I recently went to the Virginia Woolf exhibit at the National Portrait Gallery. There were a great many fascinating tidbits about her life and relationships within the Bloomsbury group, but not enough of HER, if you know what I mean. And they didn’t transcribe the handwritten letters and diaries, so it was frustrating for me – I felt close, but so far.
And she is what counts the most, so I would share your disappointment, I think, particularly re the non-trancsribed (even in part?) papers. Have you read Michael Cunningham’s “The Hours” or seen the film? I felt both focused on Virginia herself, rather than her “life and times.”

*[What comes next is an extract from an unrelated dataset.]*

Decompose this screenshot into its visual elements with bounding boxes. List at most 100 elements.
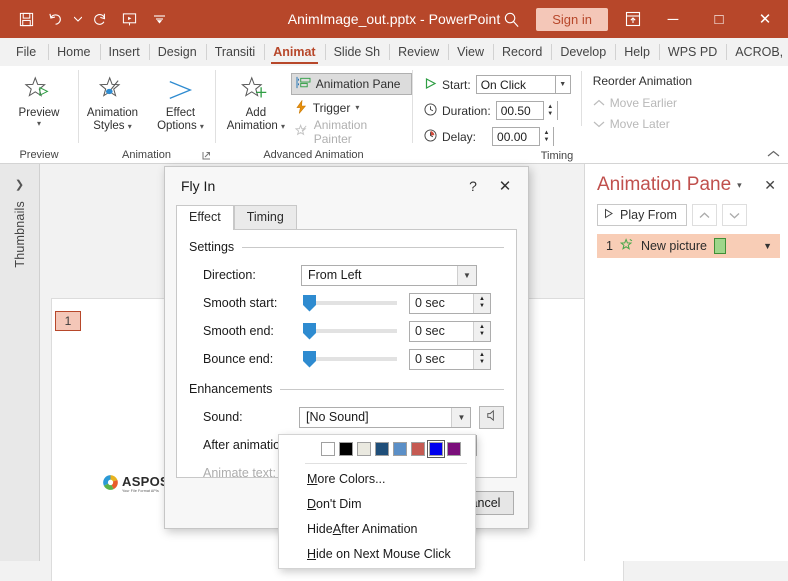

I haven’t seen ‘The Hours’ and would like to. No, there was very little transcribed indeed! I really missed hearing her voice in that exhibition. For example, that heartbreaking letter she wrote to her husband just before the end was displayed without explanation… as were her diaries. If I hadn’t read them elsewhere I wouldn’t have been able to decipher the handwriting (I am scripturally challenged, it seems, in all senses of the word.)
It actually sounds quite poorly done, from your description, which is a real shame. But I recommend The Hours, both book and film.
There was much of interest for someone interested in history and art, however. Plenty of portraits, tidbits of information about VW’s life and times. It did have much to recommend it. Just not enough of HER.:)
And being in London you get to see and do all these things…”wishing”…Like the Turner exhibition, I would so love to see that.